Society | March 8, 2018, Thursday // 16:08
Bulgaria: European Clocks Lose Six Minutes after Dispute Saps Power from Electricity Grid Source: Pixabay

Europeans who have been arriving late to work or school in recent weeks have more than just the bad weather to blame. The real reason is an unprecedented lag in the continent’s electricity grid that is causing some clocks to run too slowly.

The problem is caused by a political dispute between Serbia and Kosovo that is sapping a small amount of energy from the local grid, causing a domino effect across Europe’s 25-nation synchronized high voltage power network spanning the continent from Portugal to Poland and Greece to Germany.

The European power grid lobby group urged the two Balkan countries to resolve the dispute.

“Since the European system is interconnected ... when there is an imbalance somewhere the frequency slightly drops,” said Claire Camus, a spokeswoman for the European Network of Transmission System Operators for Electricity (ENTSO-E).

The continental network had lost 113GWh of energy since mid-January because Kosovo had been using more electricity than it generates. Serbia, which is responsible for balancing Kosovo’s grid, had failed to do so, ENTSO-E said.

The Brussels-based organisation added that “this average frequency deviation, that has never happened in any similar way in the Continental European power system, must cease”.

The deviation from Europe’s standard 50Hz frequency has been enough to cause electric clocks that keep time by the power system’s frequency, rather than built-in quartz crystals, to fall behind by about six minutes since mid-January.

The problem mostly affects radio alarms, oven clocks or clocks used to program heating systems.

ENTSO-E said it was working on a technical solution that could bring the system back to normal within “a few weeks”, but urged European authorities and national governments to address the political problem at the heart of the issue.

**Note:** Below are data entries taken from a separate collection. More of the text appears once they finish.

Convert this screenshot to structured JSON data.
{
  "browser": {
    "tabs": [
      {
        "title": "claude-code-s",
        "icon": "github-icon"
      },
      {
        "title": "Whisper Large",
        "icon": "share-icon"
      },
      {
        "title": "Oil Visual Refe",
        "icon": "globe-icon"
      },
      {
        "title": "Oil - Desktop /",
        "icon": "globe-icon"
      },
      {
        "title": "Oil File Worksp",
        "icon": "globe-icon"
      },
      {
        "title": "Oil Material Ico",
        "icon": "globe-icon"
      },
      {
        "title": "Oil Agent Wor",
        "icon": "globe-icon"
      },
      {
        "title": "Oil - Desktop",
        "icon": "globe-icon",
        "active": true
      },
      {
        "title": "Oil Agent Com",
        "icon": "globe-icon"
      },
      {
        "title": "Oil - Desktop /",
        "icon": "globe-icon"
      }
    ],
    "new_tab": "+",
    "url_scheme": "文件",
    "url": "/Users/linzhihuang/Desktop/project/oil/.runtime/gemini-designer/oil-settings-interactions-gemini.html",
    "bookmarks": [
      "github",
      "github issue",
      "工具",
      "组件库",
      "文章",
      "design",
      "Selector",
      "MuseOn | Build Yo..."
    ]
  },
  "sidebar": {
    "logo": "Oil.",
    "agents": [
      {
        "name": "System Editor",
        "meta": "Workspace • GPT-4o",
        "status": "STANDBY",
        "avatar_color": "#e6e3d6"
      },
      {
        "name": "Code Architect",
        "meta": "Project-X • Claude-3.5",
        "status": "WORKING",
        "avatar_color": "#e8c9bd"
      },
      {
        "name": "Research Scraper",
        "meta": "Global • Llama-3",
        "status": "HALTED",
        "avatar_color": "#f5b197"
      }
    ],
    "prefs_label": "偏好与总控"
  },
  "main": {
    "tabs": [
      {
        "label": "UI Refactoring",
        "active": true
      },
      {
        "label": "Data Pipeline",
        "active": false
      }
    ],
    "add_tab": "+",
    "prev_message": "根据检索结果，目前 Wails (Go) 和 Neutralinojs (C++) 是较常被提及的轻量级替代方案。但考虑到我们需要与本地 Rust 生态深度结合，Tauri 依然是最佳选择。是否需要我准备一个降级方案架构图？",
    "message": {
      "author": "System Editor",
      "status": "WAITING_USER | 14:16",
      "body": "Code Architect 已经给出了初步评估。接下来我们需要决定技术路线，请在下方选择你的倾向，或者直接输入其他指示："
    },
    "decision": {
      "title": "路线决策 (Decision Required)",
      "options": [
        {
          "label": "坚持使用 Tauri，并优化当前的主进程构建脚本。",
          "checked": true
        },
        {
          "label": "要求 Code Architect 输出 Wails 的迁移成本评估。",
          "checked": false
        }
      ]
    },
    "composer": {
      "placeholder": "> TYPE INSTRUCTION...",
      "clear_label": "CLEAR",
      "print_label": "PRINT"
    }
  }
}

“This is beyond the technical world. Now there needs to be an agreement between Serbia and Kosovo about this lack of energy in the Kosovo system. You need to solve it politically and then technically,” Camus said.

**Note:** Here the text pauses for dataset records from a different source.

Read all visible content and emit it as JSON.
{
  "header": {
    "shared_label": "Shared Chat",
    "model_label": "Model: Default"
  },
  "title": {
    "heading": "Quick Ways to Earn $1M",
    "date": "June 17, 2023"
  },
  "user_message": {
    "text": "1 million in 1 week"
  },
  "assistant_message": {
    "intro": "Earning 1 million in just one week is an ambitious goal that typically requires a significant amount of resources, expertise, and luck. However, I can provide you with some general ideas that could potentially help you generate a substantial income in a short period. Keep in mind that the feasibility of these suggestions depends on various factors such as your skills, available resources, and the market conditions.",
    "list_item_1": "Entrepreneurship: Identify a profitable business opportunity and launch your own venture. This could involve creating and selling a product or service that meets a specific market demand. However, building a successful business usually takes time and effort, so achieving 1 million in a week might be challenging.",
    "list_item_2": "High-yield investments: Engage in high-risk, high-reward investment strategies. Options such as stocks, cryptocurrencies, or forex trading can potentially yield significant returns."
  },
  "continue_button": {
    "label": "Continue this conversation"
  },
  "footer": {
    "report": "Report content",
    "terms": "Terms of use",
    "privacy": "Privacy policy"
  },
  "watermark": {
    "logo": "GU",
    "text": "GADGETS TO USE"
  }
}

The friction between Serbia and Kosovo is part of a broader dispute that goes back almost 20 years. Since the war in Kosovo ended in 1999, the Serb-dominated north of Kosovo that remains loyal to Belgrade has not paid the Kosovo government for the energy it consumes.

A 2015 agreement was meant to resolve the dispute, but Serbia has blocked its implementation.

Serbia’s power operator, EMS, blamed the problem on Kosovo, claiming that in January and February the country “was withdrawing, in an unauthorized manner, uncontracted electric energy from the continental Europe synchronous area”.

Kadri Kadriu, deputy manager of Kosovo’s grid operator, acknowledged that electricity from elsewhere was diverted to the Serb minority in the north, but said consumers there had not paid for their electricity, causing considerable financial burden to the company.